During infancy, the disease is more common in boys. In older children, reflux is more common in girls. It affects more Caucasian children than African-American children.
- By itself, usually no symptoms
- Most often diagnosed after a child has a urinary tract infection (UTI). Common UTI symptoms include:
- Pain or burning with urination
- Strong or foul odor to the urine
- Sudden onset of frequent urination or wetting accidents
- Abdominal or side pain
- Reflux is common among children and siblings of people with reflux. There is a strong genetic component, although no specific genes have been identified.

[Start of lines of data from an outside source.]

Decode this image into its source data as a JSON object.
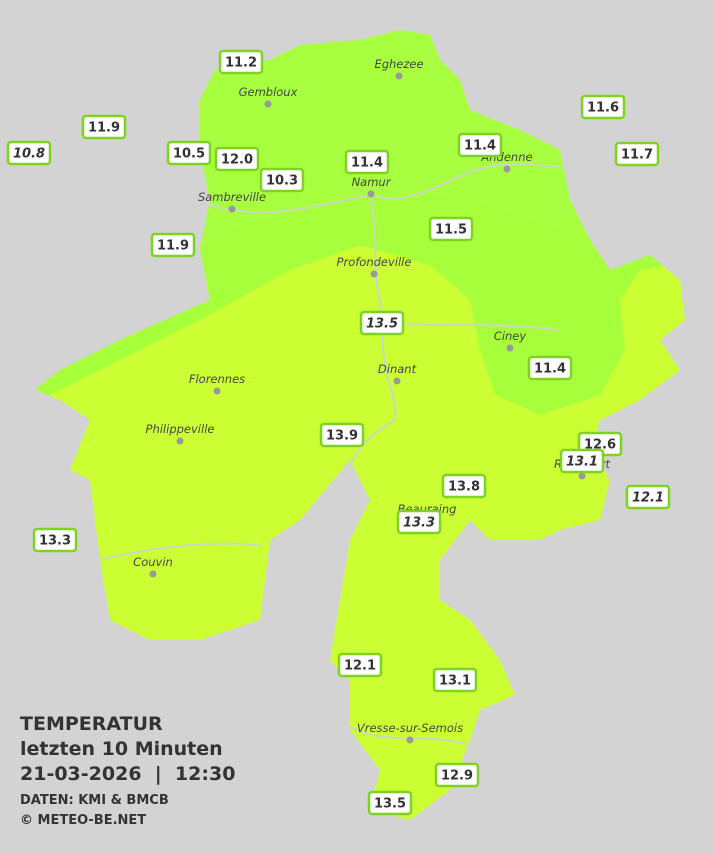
{
  "legend": {
    "title": "TEMPERATUR",
    "subtitle": "letzten 10 Minuten",
    "datetime": "21-03-2026  |  12:30",
    "source": "DATEN: KMI & BMCB",
    "credit": "© METEO-BE.NET"
  },
  "cities": [
    "Eghezee",
    "Gembloux",
    "Andenne",
    "Namur",
    "Sambreville",
    "Profondeville",
    "Ciney",
    "Dinant",
    "Florennes",
    "Philippeville",
    "Rochefort",
    "Beauraing",
    "Couvin",
    "Vresse-sur-Semois"
  ],
  "stations": [
    "11.2",
    "11.9",
    "10.8",
    "10.5",
    "12.0",
    "10.3",
    "11.4",
    "11.4",
    "11.6",
    "11.7",
    "11.9",
    "11.5",
    "13.5",
    "11.4",
    "13.9",
    "12.6",
    "13.1",
    "12.1",
    "13.8",
    "13.3",
    "13.3",
    "12.1",
    "13.1",
    "12.9",
    "13.5"
  ]
}
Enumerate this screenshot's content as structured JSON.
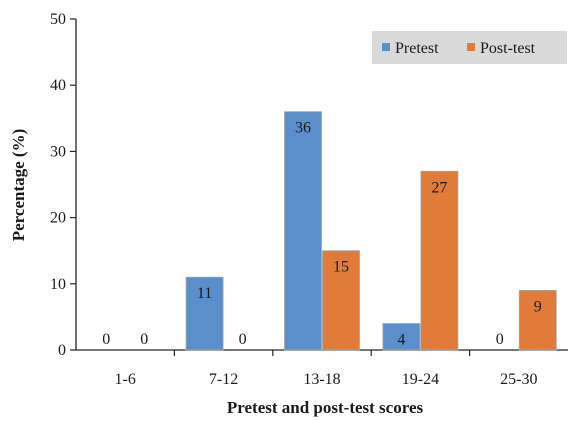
{
  "chart_data": {
    "type": "bar",
    "title": "",
    "xlabel": "Pretest and post-test scores",
    "ylabel": "Percentage (%)",
    "ylim": [
      0,
      50
    ],
    "yticks": [
      0,
      10,
      20,
      30,
      40,
      50
    ],
    "grid": false,
    "legend_position": "top-right",
    "categories": [
      "1-6",
      "7-12",
      "13-18",
      "19-24",
      "25-30"
    ],
    "series": [
      {
        "name": "Pretest",
        "color": "#5b8fcb",
        "values": [
          0,
          11,
          36,
          4,
          0
        ]
      },
      {
        "name": "Post-test",
        "color": "#e07b39",
        "values": [
          0,
          0,
          15,
          27,
          9
        ]
      }
    ]
  }
}
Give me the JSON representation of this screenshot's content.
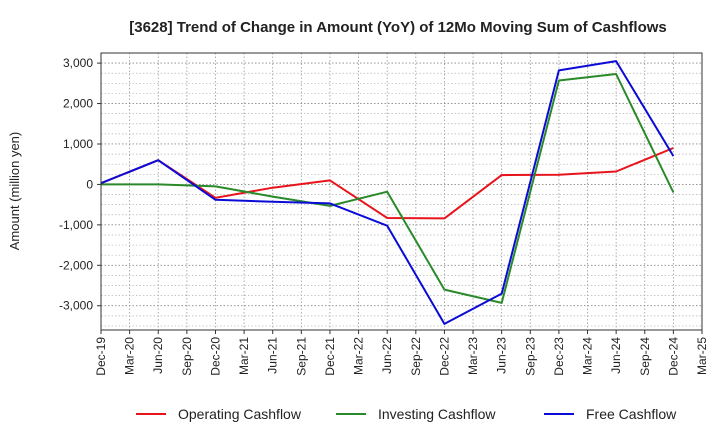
{
  "chart_data": {
    "type": "line",
    "title": "[3628]  Trend of Change in Amount (YoY) of 12Mo Moving Sum of Cashflows",
    "xlabel": "",
    "ylabel": "Amount (million yen)",
    "ylim": [
      -3600,
      3250
    ],
    "yticks": [
      3000,
      2000,
      1000,
      0,
      -1000,
      -2000,
      -3000
    ],
    "ytick_labels": [
      "3,000",
      "2,000",
      "1,000",
      "0",
      "-1,000",
      "-2,000",
      "-3,000"
    ],
    "x_ticks": [
      "Dec-19",
      "Mar-20",
      "Jun-20",
      "Sep-20",
      "Dec-20",
      "Mar-21",
      "Jun-21",
      "Sep-21",
      "Dec-21",
      "Mar-22",
      "Jun-22",
      "Sep-22",
      "Dec-22",
      "Mar-23",
      "Jun-23",
      "Sep-23",
      "Dec-23",
      "Mar-24",
      "Jun-24",
      "Sep-24",
      "Dec-24",
      "Mar-25"
    ],
    "x": [
      "Dec-19",
      "Jun-20",
      "Dec-20",
      "Jun-21",
      "Dec-21",
      "Jun-22",
      "Dec-22",
      "Jun-23",
      "Dec-23",
      "Jun-24",
      "Dec-24"
    ],
    "grid": true,
    "legend_position": "bottom",
    "series": [
      {
        "name": "Operating Cashflow",
        "color": "#e8141c",
        "values": [
          30,
          600,
          -330,
          -80,
          100,
          -830,
          -840,
          230,
          240,
          320,
          900
        ]
      },
      {
        "name": "Investing Cashflow",
        "color": "#2a8a2a",
        "values": [
          0,
          0,
          -50,
          -300,
          -530,
          -180,
          -2600,
          -2930,
          2570,
          2730,
          -200
        ]
      },
      {
        "name": "Free Cashflow",
        "color": "#0b0bd6",
        "values": [
          30,
          600,
          -380,
          -430,
          -470,
          -1020,
          -3450,
          -2700,
          2820,
          3050,
          700
        ]
      }
    ]
  }
}
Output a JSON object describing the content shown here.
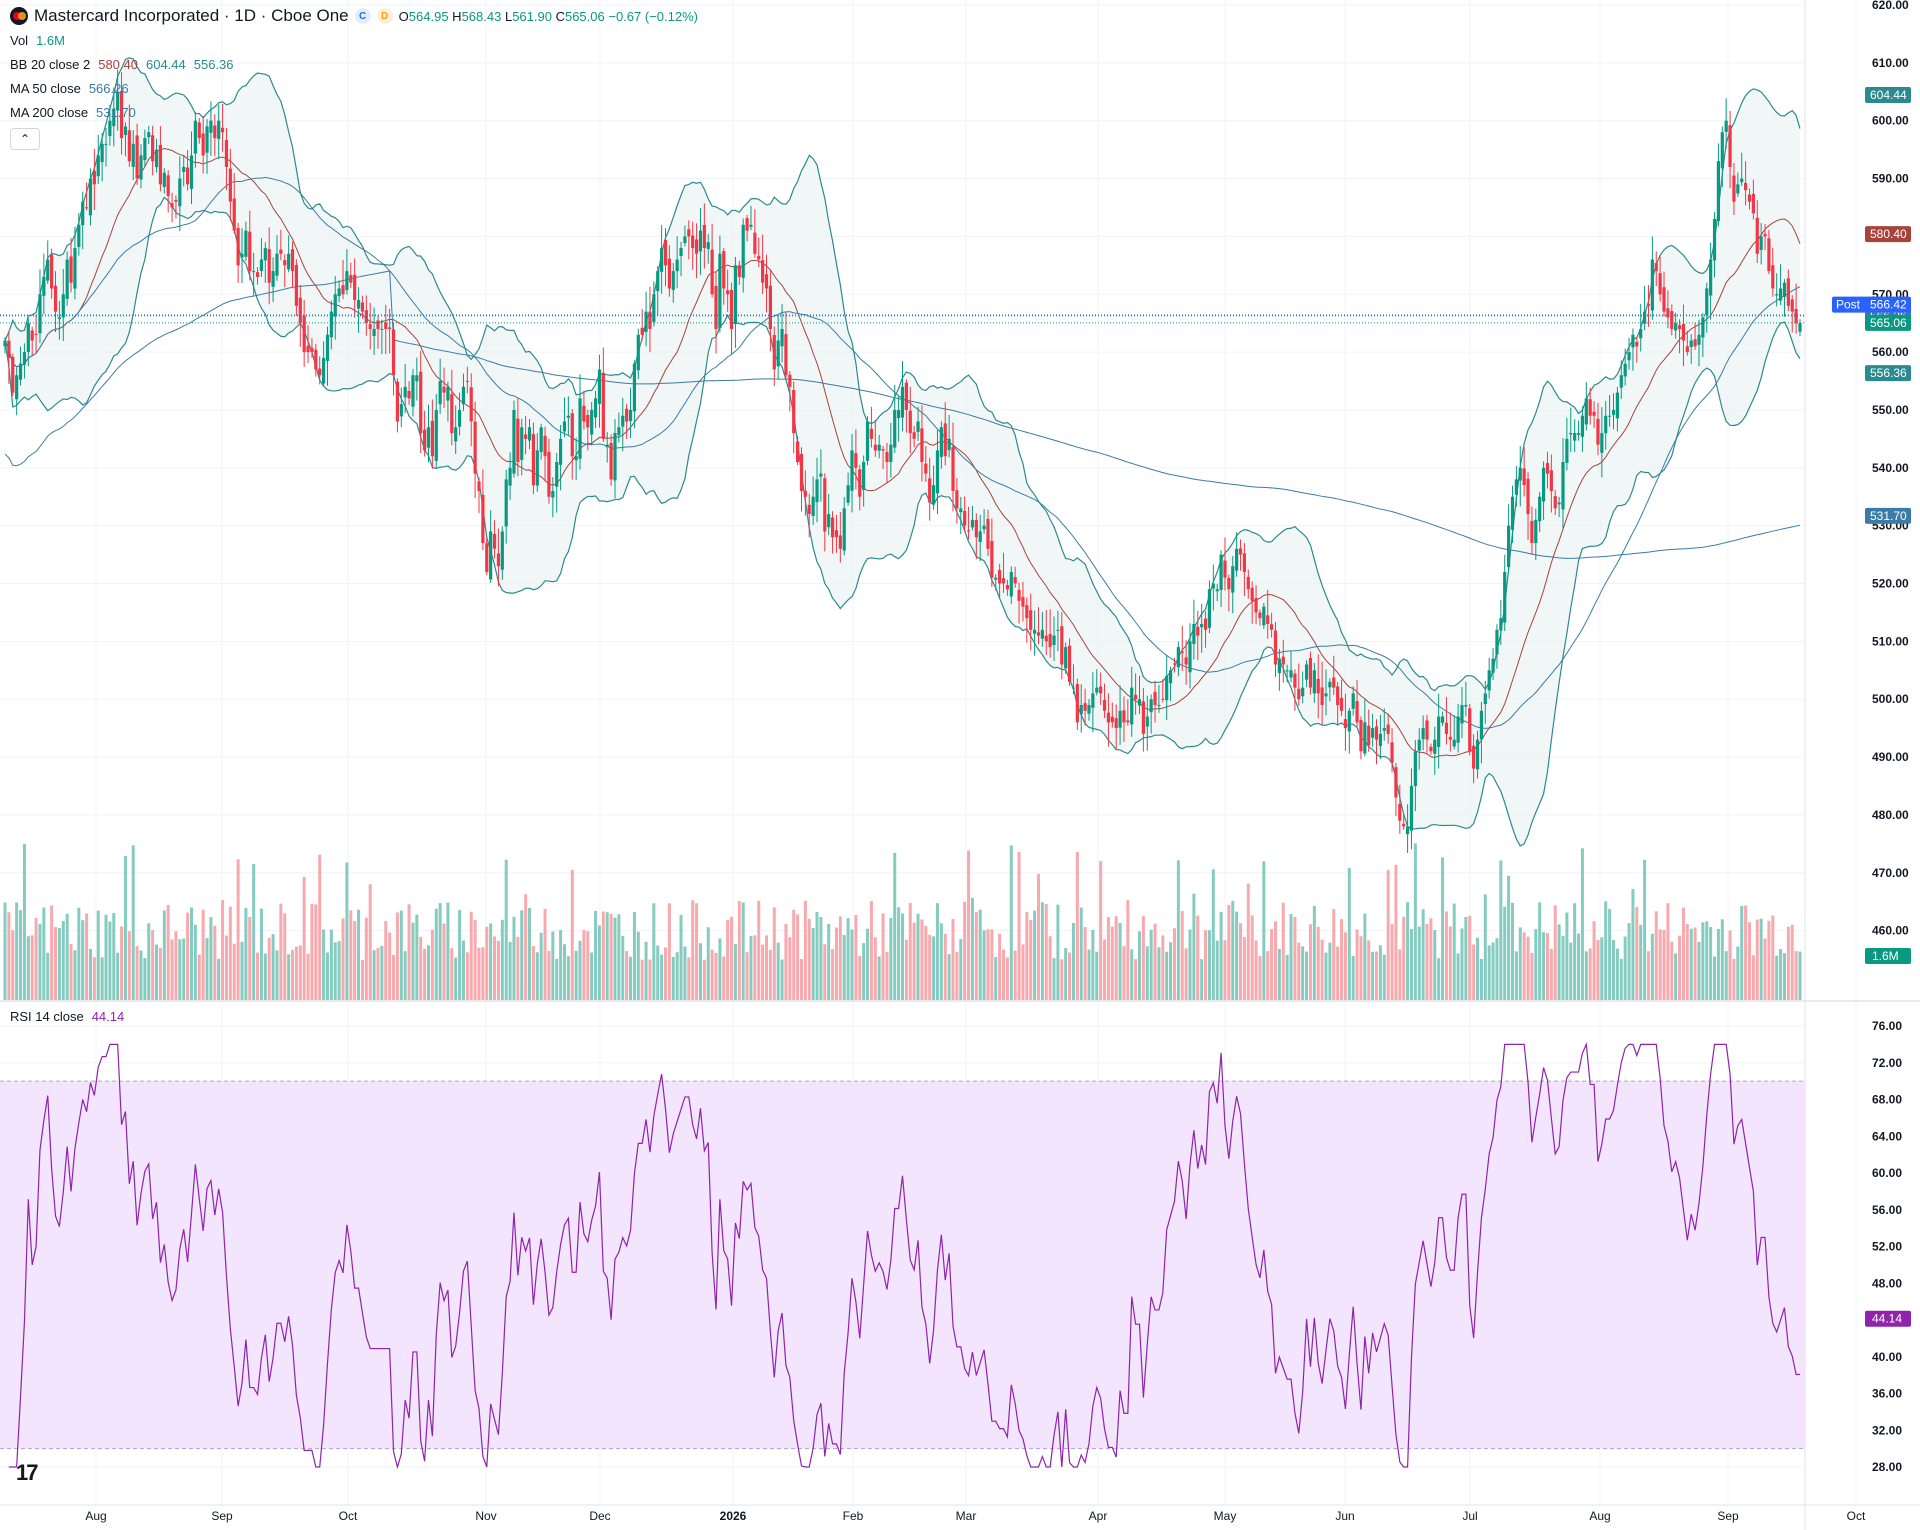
{
  "header": {
    "title": "Mastercard Incorporated · 1D · Cboe One",
    "badge_c": "C",
    "badge_d": "D",
    "ohlc": {
      "o_label": "O",
      "o": "564.95",
      "h_label": "H",
      "h": "568.43",
      "l_label": "L",
      "l": "561.90",
      "c_label": "C",
      "c": "565.06",
      "change": "−0.67 (−0.12%)"
    }
  },
  "indicators": {
    "vol": {
      "label": "Vol",
      "value": "1.6M"
    },
    "bb": {
      "label": "BB 20 close 2",
      "basis": "580.40",
      "upper": "604.44",
      "lower": "556.36"
    },
    "ma50": {
      "label": "MA 50 close",
      "value": "566.26"
    },
    "ma200": {
      "label": "MA 200 close",
      "value": "531.70"
    },
    "rsi": {
      "label": "RSI 14 close",
      "value": "44.14"
    }
  },
  "badges": {
    "bb_upper": "604.44",
    "bb_basis": "580.40",
    "post_label": "Post",
    "post": "566.42",
    "ma50": "566.26",
    "last": "565.06",
    "bb_lower": "556.36",
    "ma200": "531.70",
    "vol": "1.6M",
    "rsi": "44.14"
  },
  "colors": {
    "up": "#089981",
    "down": "#f23645",
    "up_vol": "#86cbc0",
    "down_vol": "#f7a9ae",
    "bb_line": "#2b8a8f",
    "bb_fill": "#e7f2f2",
    "bb_basis": "#a8433b",
    "ma50": "#3a7ca5",
    "ma200": "#3a7ca5",
    "rsi": "#8e24aa",
    "rsi_band": "#f3e5fd",
    "post": "#2962ff"
  },
  "chart_data": {
    "type": "candlestick",
    "price_axis": {
      "min": 457,
      "max": 620,
      "ticks": [
        "620.00",
        "610.00",
        "600.00",
        "590.00",
        "580.00",
        "570.00",
        "560.00",
        "550.00",
        "540.00",
        "530.00",
        "520.00",
        "510.00",
        "500.00",
        "490.00",
        "480.00",
        "470.00",
        "460.00"
      ]
    },
    "x_labels": [
      "Aug",
      "Sep",
      "Oct",
      "Nov",
      "Dec",
      "2026",
      "Feb",
      "Mar",
      "Apr",
      "May",
      "Jun",
      "Jul",
      "Aug",
      "Sep",
      "Oct"
    ],
    "closes": [
      562,
      559,
      553,
      556,
      558,
      560,
      565,
      562,
      563,
      570,
      573,
      576,
      571,
      567,
      566,
      570,
      576,
      572,
      578,
      582,
      586,
      585,
      590,
      589,
      594,
      596,
      596,
      600,
      602,
      605,
      597,
      599,
      593,
      596,
      590,
      594,
      597,
      598,
      593,
      595,
      589,
      591,
      587,
      585,
      586,
      590,
      592,
      589,
      594,
      600,
      597,
      594,
      599,
      600,
      597,
      600,
      598,
      592,
      586,
      581,
      575,
      577,
      581,
      574,
      574,
      573,
      576,
      578,
      572,
      574,
      577,
      577,
      575,
      577,
      574,
      568,
      565,
      560,
      560,
      560,
      557,
      556,
      559,
      563,
      567,
      570,
      571,
      570,
      574,
      572,
      569,
      569,
      567,
      565,
      564,
      564,
      564,
      564,
      564,
      564,
      556,
      548,
      551,
      554,
      552,
      556,
      556,
      546,
      543,
      547,
      542,
      550,
      555,
      553,
      554,
      546,
      547,
      550,
      554,
      555,
      548,
      539,
      536,
      527,
      522,
      529,
      526,
      523,
      529,
      538,
      540,
      550,
      541,
      547,
      545,
      547,
      537,
      543,
      547,
      542,
      535,
      536,
      541,
      545,
      548,
      549,
      542,
      542,
      552,
      548,
      547,
      550,
      552,
      557,
      545,
      544,
      538,
      546,
      547,
      549,
      548,
      550,
      558,
      563,
      563,
      567,
      564,
      570,
      574,
      578,
      575,
      571,
      574,
      576,
      578,
      580,
      580,
      578,
      577,
      581,
      578,
      579,
      570,
      564,
      577,
      571,
      570,
      564,
      575,
      573,
      582,
      581,
      582,
      577,
      576,
      572,
      571,
      564,
      557,
      562,
      564,
      556,
      554,
      546,
      541,
      536,
      535,
      532,
      535,
      538,
      539,
      529,
      532,
      528,
      528,
      526,
      533,
      537,
      543,
      540,
      535,
      541,
      548,
      545,
      543,
      544,
      543,
      541,
      544,
      550,
      550,
      554,
      550,
      546,
      545,
      548,
      541,
      539,
      534,
      537,
      543,
      547,
      542,
      545,
      536,
      533,
      533,
      530,
      529,
      531,
      528,
      529,
      530,
      526,
      521,
      521,
      520,
      520,
      519,
      522,
      520,
      517,
      516,
      514,
      512,
      512,
      511,
      512,
      510,
      509,
      511,
      512,
      506,
      509,
      503,
      502,
      496,
      499,
      498,
      499,
      501,
      502,
      501,
      498,
      496,
      496,
      495,
      498,
      496,
      496,
      502,
      500,
      500,
      494,
      497,
      500,
      499,
      499,
      500,
      504,
      505,
      506,
      509,
      508,
      506,
      510,
      513,
      511,
      513,
      512,
      519,
      520,
      519,
      525,
      521,
      519,
      523,
      526,
      525,
      522,
      519,
      517,
      515,
      514,
      516,
      513,
      512,
      506,
      507,
      506,
      505,
      505,
      502,
      500,
      502,
      506,
      502,
      505,
      501,
      499,
      501,
      503,
      502,
      499,
      498,
      495,
      498,
      501,
      496,
      491,
      496,
      492,
      495,
      493,
      494,
      495,
      494,
      489,
      483,
      479,
      478,
      478,
      485,
      491,
      493,
      495,
      493,
      491,
      493,
      497,
      497,
      494,
      493,
      493,
      497,
      499,
      499,
      491,
      488,
      493,
      498,
      501,
      505,
      507,
      512,
      514,
      522,
      530,
      535,
      538,
      540,
      537,
      532,
      527,
      531,
      535,
      540,
      539,
      536,
      533,
      534,
      541,
      545,
      546,
      546,
      546,
      549,
      552,
      549,
      549,
      544,
      546,
      549,
      549,
      550,
      553,
      556,
      558,
      560,
      563,
      561,
      564,
      567,
      568,
      576,
      574,
      570,
      567,
      566,
      564,
      565,
      564,
      562,
      560,
      562,
      561,
      563,
      566,
      571,
      576,
      583,
      593,
      598,
      600,
      592,
      586,
      589,
      590,
      588,
      586,
      584,
      577,
      580,
      580,
      574,
      571,
      570,
      571,
      572,
      568,
      567,
      565,
      565
    ],
    "vol_scale_note": "",
    "rsi_axis": {
      "min": 27,
      "max": 77,
      "ticks": [
        "76.00",
        "72.00",
        "68.00",
        "64.00",
        "60.00",
        "56.00",
        "52.00",
        "48.00",
        "44.00",
        "40.00",
        "36.00",
        "32.00",
        "28.00"
      ],
      "overbought": 70,
      "oversold": 30
    }
  }
}
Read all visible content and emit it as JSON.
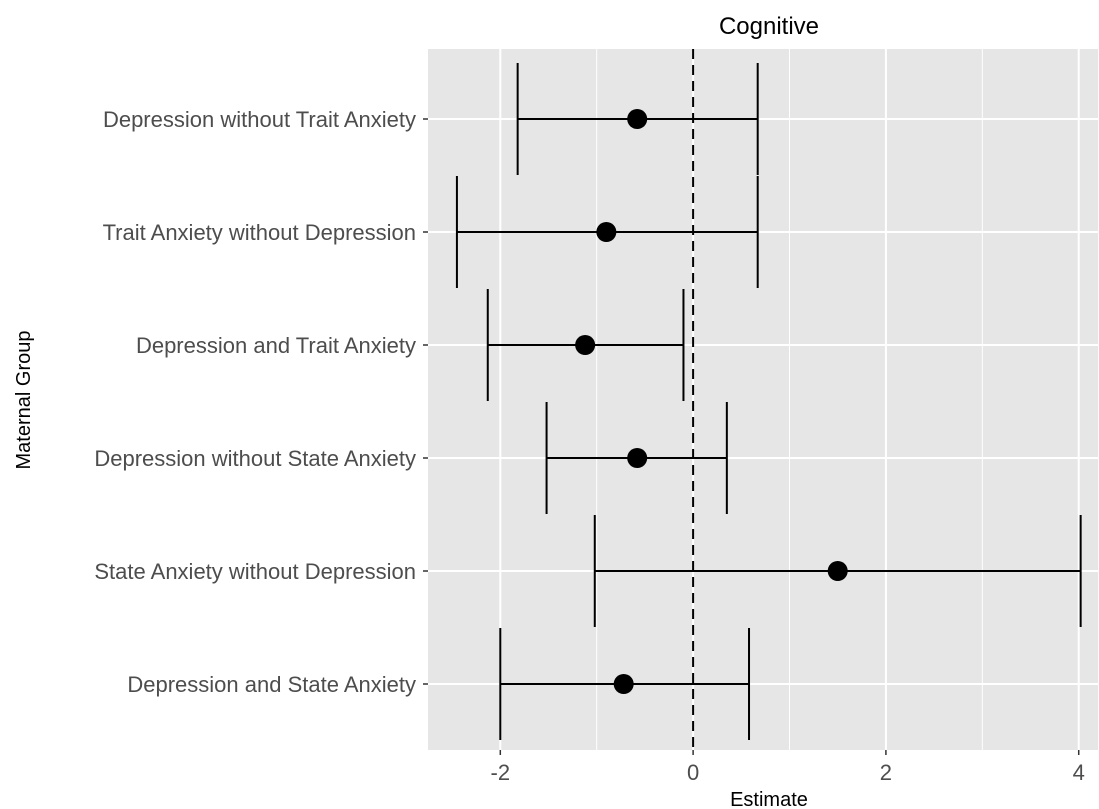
{
  "chart_data": {
    "type": "forest",
    "title": "Cognitive",
    "xlabel": "Estimate",
    "ylabel": "Maternal Group",
    "xlim": [
      -2.75,
      4.2
    ],
    "x_ticks": [
      -2,
      0,
      2,
      4
    ],
    "x_tick_labels": [
      "-2",
      "0",
      "2",
      "4"
    ],
    "reference_line": 0,
    "reference_line_style": "dashed",
    "grid": true,
    "categories": [
      "Depression without Trait Anxiety",
      "Trait Anxiety without Depression",
      "Depression and Trait Anxiety",
      "Depression without State Anxiety",
      "State Anxiety without Depression",
      "Depression and State Anxiety"
    ],
    "estimates": [
      -0.58,
      -0.9,
      -1.12,
      -0.58,
      1.5,
      -0.72
    ],
    "lower": [
      -1.82,
      -2.45,
      -2.13,
      -1.52,
      -1.02,
      -2.0
    ],
    "upper": [
      0.67,
      0.67,
      -0.1,
      0.35,
      4.02,
      0.58
    ]
  },
  "colors": {
    "panel_background": "#e6e6e6",
    "grid": "#ffffff",
    "marks": "#000000",
    "tick_label": "#4d4d4d"
  }
}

- Abnormal bladder function from nerve or spinal cord problems, such as spina bifida.
- Other urinary tract abnormalities such as posterior urethral valves, bladder exstrophy, ureterocele or ureter duplication.
- Children with dysfunctional voiding — bladder and bowel problems, including accidents, frequent urination or constipation.
- Blood tests
- Urinalysis and urine culture — These tests can indicate microscopic blood or protein in the urine, other chemicals, or evidence of a UTI. In children who are not toilet trained, urine may sometimes be collected with a catheter to ensure the sample is clean and pure.
- Cystogram — A catheter is placed in the bladder and the bladder is filled with fluid. This allows us to see the reverse flow of urine toward the kidney.
- Voiding cystourethrogram – An x-ray test to examine your child’s urinary tract. The bladder is filled with contrast using a catheter. X-ray images will show if there is any reverse urine flow into the ureters and kidneys.
- Renal ultrasound — Used to establish kidney size and shape and identify scars, kidney stones, cysts or other obstruction/abnormalities.
- Urodynamics – Measures bladder volume, pressure and emptying. It is performed to determine how your child’s bladder function may be contributing to the reflux.
- To prevent infections, some children take low-dose antibiotics once a day to keep urine sterile.
- Some children may need surgery too if they experience kidney infections despite preventive antibiotics or if the reflux does not resolve on its own. If surgery is necessary, we will use minimally invasive techniques.